First, we'll repeat the proof that the 2 opposite pairs of triangles are congruent:
(1) ABCD is a parallelogram //Given
(2) AD || BC //From the definition of a parallelogram
(3) AD = BC //Opposite sides of a parallelogram are equal in size
(4) ∠OBC ≅ ∠ODA //Alternate Interior Angles Theorem
(5) ∠OCB ≅ ∠OAD //Alternate Interior Angles Theorem
(6) ΔOBC ≅ ΔODA // (3), (4), (5), Angle-Side-Angle
(7) BO=OD // Corresponding sides in congruent triangles (CPCTC)
(8) AO=OC // Corresponding sides in congruent triangles (CPCTC)

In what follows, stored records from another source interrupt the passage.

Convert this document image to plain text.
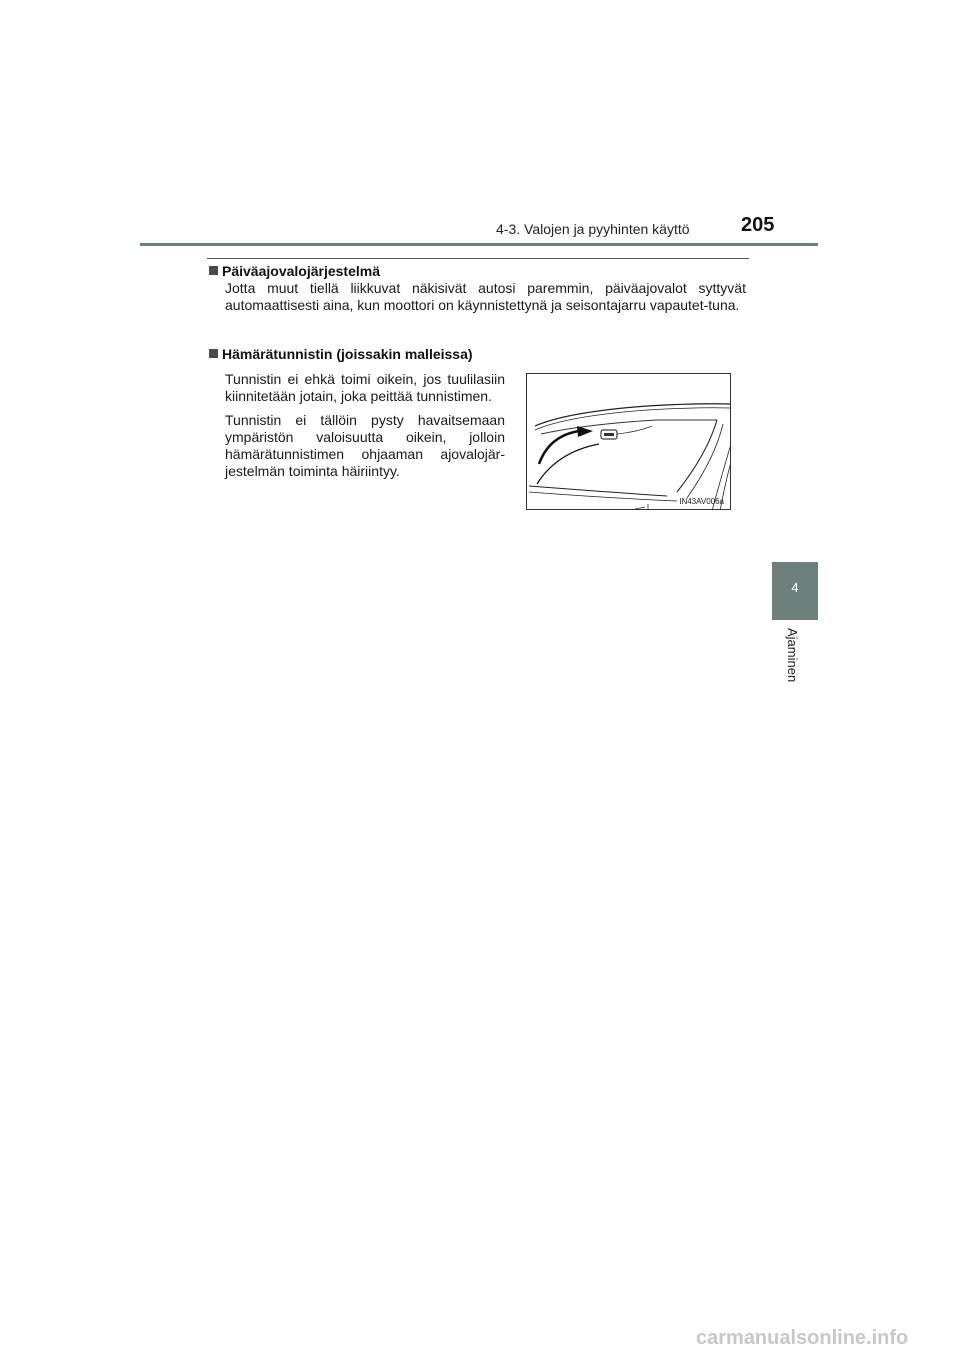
4-3. Valojen ja pyyhinten käyttö	205
4
Ajaminen
Päiväajovalojärjestelmä
Jotta muut tiellä liikkuvat näkisivät autosi paremmin, päiväajovalot syttyvät automaattisesti aina, kun moottori on käynnistettynä ja seisontajarru vapautet-tuna.
Hämärätunnistin (joissakin malleissa)
Tunnistin ei ehkä toimi oikein, jos tuulilasiin kiinnitetään jotain, joka peittää tunnistimen.
Tunnistin ei tällöin pysty havaitsemaan ympäristön valoisuutta oikein, jolloin hämärätunnistimen ohjaaman ajovalojär-jestelmän toiminta häiriintyy.
IN43AV006a
carmanualsonline.info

(9) AB=DC //Opposite sides of a parallelogram are equal in size
(10) ΔAOB ≅ ΔCOD // (7), (8), (9), Side-Side-Side
Now let's look at the areas of these triangles:
(11) AreaΔOBC = AreaΔODA //(6), congruent triangles have equal areas
(12) AreaΔAOB = AreaΔCOD //(10), congruent triangles have equal areas
(13) AreaΔAOB =BE·AO/2 //Area of triangle
(14) AreaΔOBC =BE·OC/2 //Area of triangle
(15) AreaΔOBC = AreaΔAOB //(13), (14), (8) , triangles with equal bases and heights.
(16) AreaΔOBC = AreaΔAOB=AreaΔODA = AreaΔCOD
And so we have proven that the diagonals of a parallelogram divide it into four triangles, all of which have equal areas.